Anonymous asked: Who do you pray to? what name do you use?
When I was in LA, I heard the voice of Christ in my heart. I remembered that as a child, at Methodist Church, I was told to pray to Christ ‘in my heart’, whereas a friend in the Church of Christ was told to imagine Christ beside him. Because my PTSD damaged my heart-mind as well as my other organs, my suspicion is that I was reconnected to Christ as a sort of, ahem, save-state, a figure which existed on my body before my trauma and could help me re-integrate towards, but perhaps not beyond the level of bodily integrity which I experienced while I was a Methodist. I do Qi Gong routines such as touching my body, remembering the bad feelings associated with each organ/limb, and asking Christ to guide me to Sophia, which is the clear field. Other mystics say the mountain is the female Buddha, but Jung and PKD got me there with Sophia. The reason I use Christ is because I see the cross as not only a burden but an act of repentant masochism, and the resurrection as a balancing of taking on too much pain, struggle, and fixedness aka stigmatization. I unconsciously take on pain related to my inner Father figure, and in my Christianity, Christ is atoning for the sins of the Father, YHWH, and his disproportionate power within the family system. An example of this problem would be the Israelites taking on a King (God the Father as Man) in Judges despite God’s warnings. Unfortunately, I broke this Christian technology, so I am just trying to get it back online as a way of accessing my heart chakra, or what I believe is the heart chakra.
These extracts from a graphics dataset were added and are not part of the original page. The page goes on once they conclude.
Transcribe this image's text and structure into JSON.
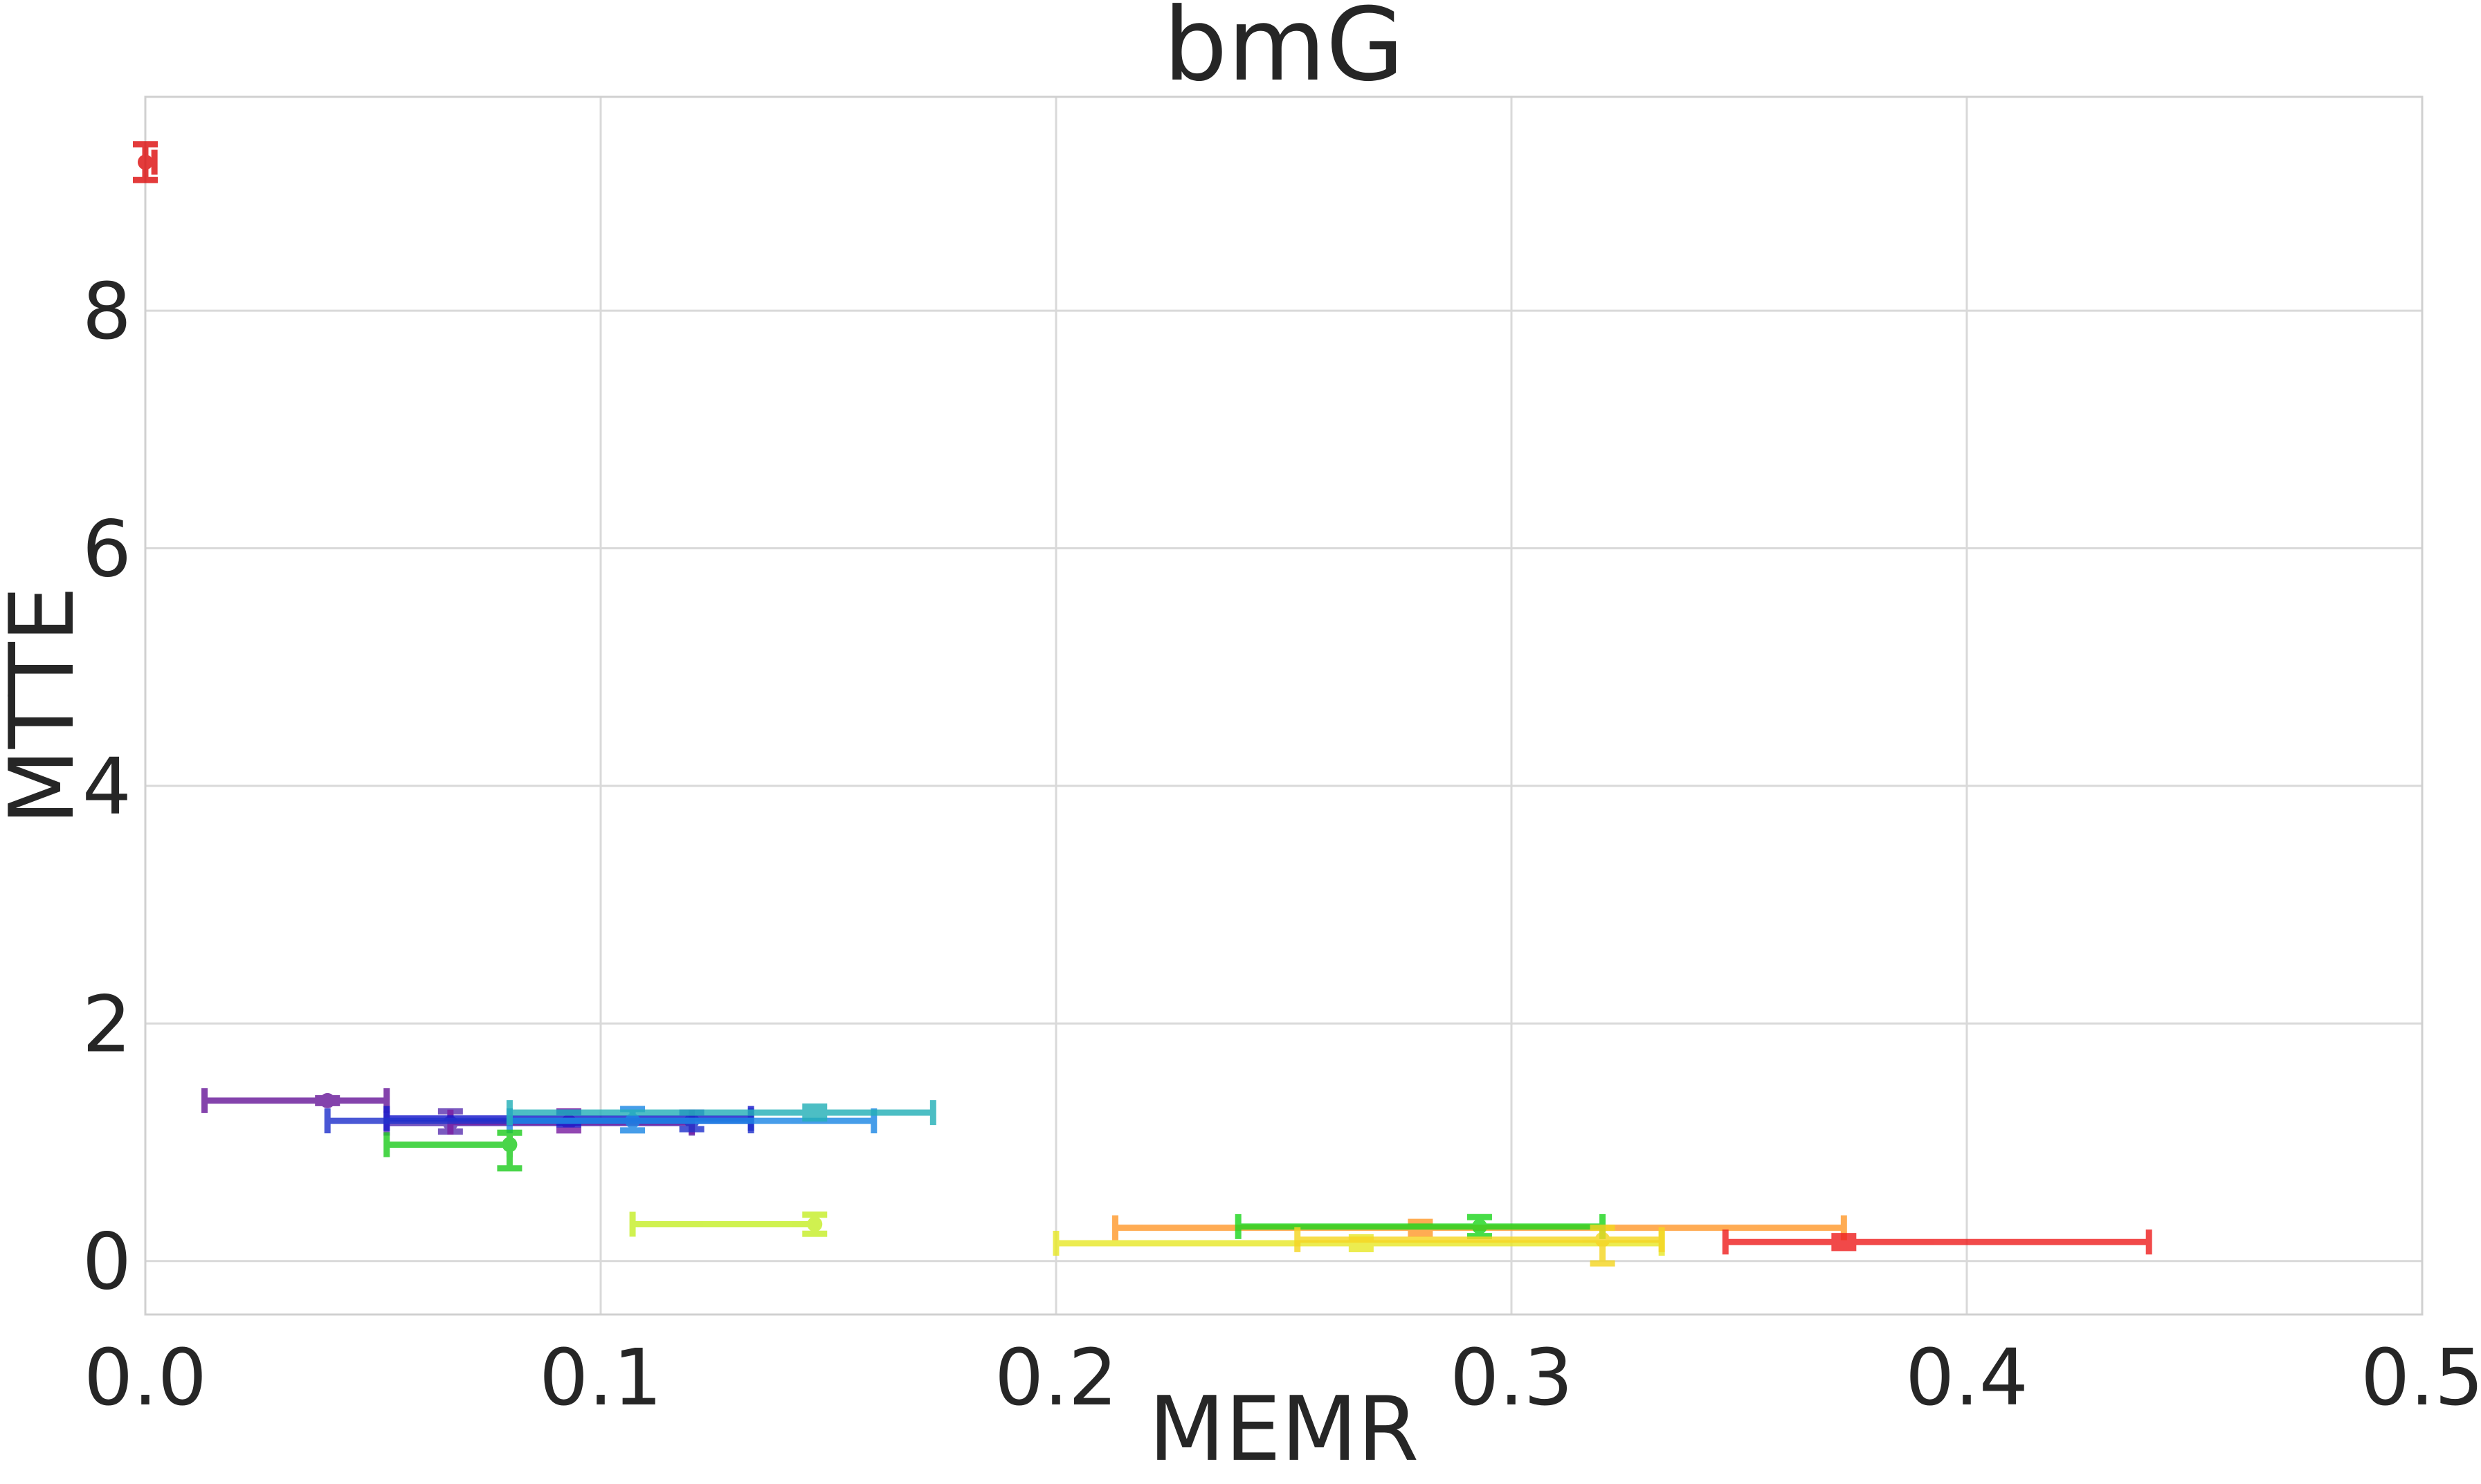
{
  "chart_data": {
    "type": "scatter",
    "title": "bmG",
    "xlabel": "MEMR",
    "ylabel": "MTTE",
    "xlim": [
      0.0,
      0.5
    ],
    "ylim": [
      -0.45,
      9.8
    ],
    "xticks": [
      0.0,
      0.1,
      0.2,
      0.3,
      0.4,
      0.5
    ],
    "xtick_labels": [
      "0.0",
      "0.1",
      "0.2",
      "0.3",
      "0.4",
      "0.5"
    ],
    "yticks": [
      0,
      2,
      4,
      6,
      8
    ],
    "ytick_labels": [
      "0",
      "2",
      "4",
      "6",
      "8"
    ],
    "grid": true,
    "legend": "none",
    "points": [
      {
        "x": 0.0,
        "y": 9.25,
        "xerr": [
          0.0,
          0.002
        ],
        "yerr": [
          0.15,
          0.15
        ],
        "color": "#dd1111"
      },
      {
        "x": 0.04,
        "y": 1.35,
        "xerr": [
          0.013,
          0.053
        ],
        "yerr": [
          0.02,
          0.02
        ],
        "color": "#6a1b9a"
      },
      {
        "x": 0.067,
        "y": 1.16,
        "xerr": [
          0.053,
          0.12
        ],
        "yerr": [
          0.07,
          0.1
        ],
        "color": "#5e35b1"
      },
      {
        "x": 0.093,
        "y": 1.17,
        "xerr": [
          0.067,
          0.12
        ],
        "yerr": [
          0.07,
          0.09
        ],
        "color": "#7b1fa2"
      },
      {
        "x": 0.093,
        "y": 1.2,
        "xerr": [
          0.053,
          0.133
        ],
        "yerr": [
          0.05,
          0.05
        ],
        "color": "#1a1acc"
      },
      {
        "x": 0.12,
        "y": 1.18,
        "xerr": [
          0.04,
          0.133
        ],
        "yerr": [
          0.07,
          0.07
        ],
        "color": "#2233cc"
      },
      {
        "x": 0.107,
        "y": 1.18,
        "xerr": [
          0.08,
          0.16
        ],
        "yerr": [
          0.08,
          0.1
        ],
        "color": "#1e88e5"
      },
      {
        "x": 0.147,
        "y": 1.25,
        "xerr": [
          0.08,
          0.173
        ],
        "yerr": [
          0.05,
          0.05
        ],
        "color": "#26b0b8"
      },
      {
        "x": 0.08,
        "y": 0.98,
        "xerr": [
          0.053,
          0.08
        ],
        "yerr": [
          0.2,
          0.1
        ],
        "color": "#22cc22"
      },
      {
        "x": 0.147,
        "y": 0.31,
        "xerr": [
          0.107,
          0.147
        ],
        "yerr": [
          0.08,
          0.08
        ],
        "color": "#c6ef2a"
      },
      {
        "x": 0.28,
        "y": 0.28,
        "xerr": [
          0.213,
          0.373
        ],
        "yerr": [
          0.05,
          0.05
        ],
        "color": "#ff9a2e"
      },
      {
        "x": 0.293,
        "y": 0.29,
        "xerr": [
          0.24,
          0.32
        ],
        "yerr": [
          0.08,
          0.08
        ],
        "color": "#1fd61f"
      },
      {
        "x": 0.267,
        "y": 0.15,
        "xerr": [
          0.2,
          0.333
        ],
        "yerr": [
          0.05,
          0.05
        ],
        "color": "#e8e82a"
      },
      {
        "x": 0.32,
        "y": 0.18,
        "xerr": [
          0.253,
          0.333
        ],
        "yerr": [
          0.2,
          0.1
        ],
        "color": "#f5d623"
      },
      {
        "x": 0.373,
        "y": 0.16,
        "xerr": [
          0.347,
          0.44
        ],
        "yerr": [
          0.05,
          0.05
        ],
        "color": "#ee2222"
      }
    ]
  }
}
Anonymous asked: what do you mean by "work backwards"?
During inner body meditation, painful emotions and blocked chi appears in order of urgency to resolve at times, sometimes the most recent problems appear and you can ‘peel back’ those bodily compressions towards a traumatic root.
So let’s say you are 5, and a bully, or a teacher, with a certain look, gives you trouble. Throughout your life, you encounter people with this look and you experience fear, which causes increased heart rate, avoidance, energy build up in the hands and feet (fight or flight), etc. What you are doing in inner body meditation is sort of allowing these traumatic repetitions to pass through you, in internal Qi Gong aggressively removing them!
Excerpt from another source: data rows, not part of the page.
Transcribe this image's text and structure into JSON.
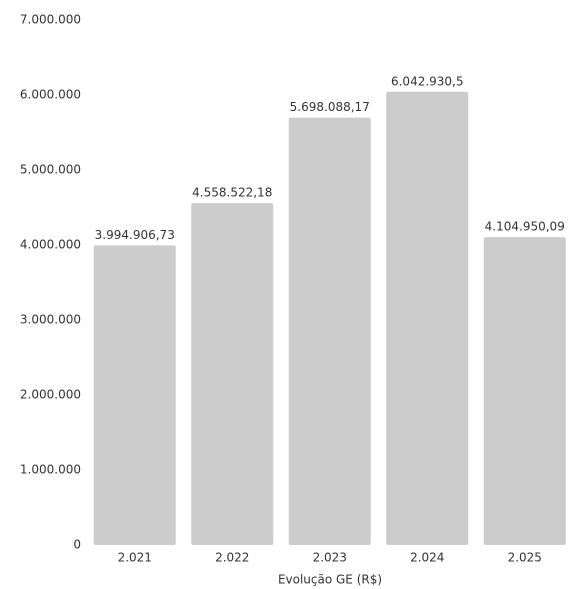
{
  "chart_data": {
    "type": "bar",
    "x_label": "Evolução GE (R$)",
    "categories": [
      "2.021",
      "2.022",
      "2.023",
      "2.024",
      "2.025"
    ],
    "values": [
      3994906.73,
      4558522.18,
      5698088.17,
      6042930.5,
      4104950.09
    ],
    "value_labels": [
      "3.994.906,73",
      "4.558.522,18",
      "5.698.088,17",
      "6.042.930,5",
      "4.104.950,09"
    ],
    "color": "#cccccc",
    "ylim": [
      0,
      7000000
    ],
    "yticks": [
      0,
      {
        "value": 1000000,
        "label": "1.000.000"
      },
      {
        "value": 2000000,
        "label": "2.000.000"
      },
      {
        "value": 3000000,
        "label": "3.000.000"
      },
      {
        "value": 4000000,
        "label": "4.000.000"
      },
      {
        "value": 5000000,
        "label": "5.000.000"
      },
      {
        "value": 6000000,
        "label": "6.000.000"
      },
      {
        "value": 7000000,
        "label": "7.000.000"
      }
    ],
    "grid": false
  }
}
Anonymous asked: I realized today that I spend very little time contemplating my life and improving it. As a result I act rashly when I'm confronted by problems :\ any advice?
If you e-mail me I will talk with you and help you. If you’ve been bullied a lot, so that you are highly reactive and can’t keep your cool, compassion meditation is even a martial choice. Keeping your cool means seeing more openings for attack, a more realistic assessment of the danger. I do NOT recommend you take that as your reason, but you see what I’m saying.
By forgiving and having compassion for those that hurt us, we don’t find this excess in others who remind us of them. Work backwards, keep working backwards, keep freeing those ghosts.
Anonymous asked: What would you suggest I do this very moment above all else?
Pay attention to your body and wait for it to give you an answer, if that’s not working, then you might need more specific instructions. You could be thirsty, tired, anxious, and not know why. Make sure to relax. I think the ‘spiritual journey’ is worth it, and I think it’s legitimate. If you create art or music you could do that. You could also do something for another, but my feeling is that it’s wise to attend to our inner struggles when we’re not with others, so that they don’t arise when we are with others and distort our experience of, caring for, our enjoyment of them.
Anonymous asked: Does God believe in you?
I don’t believe in anons. At least not anons with pithy questions.
Send questions to my ask because I am too worried and shaken to write an e-mail to my friends and collaborators.
Forgiveness isn’t just a practice, it is a more or less conscious drive to reduce tensions exacerbated by situations similar to those which have hurt us which put an increasing pain load on our bodies.
Today I was having an alright time, a great time really, on the Blue Ridge Parkway, with my head out the window singing The Mountain Goats, and then I ran into a little girl in the woods. “Dad, he’s stuck!” She’s 50 feet away and she feels my frighteningly blocked energy. “He’s stuck!” I had a flashback to when the blind people at the Braille Institute read my energy and was avoiding looking at everyone for fear I’d give off a bad vibe or they’d feel my disorder. I got more and more scared of myself and of them, and had a panic attack. Two entities that are somehow emergent from the blockages started talking to me and I started turning into my Dad, “I will fucking kill Bernie if you do not help me,” saying “Yes,” to all their accusations, which kept changing in character. I get triggered into a ‘repacking’ of my PTSD when certain events happen, and I am fucked. I go from satori, from emptiness, to this hallucinatory hell. It is very useful, what I’m learning, because it represents these two extremes of closed and open energetic systems which I oscillate between, which means for me non-duality is not subtle, all spiritual experiences are peak in contrast with my troubles.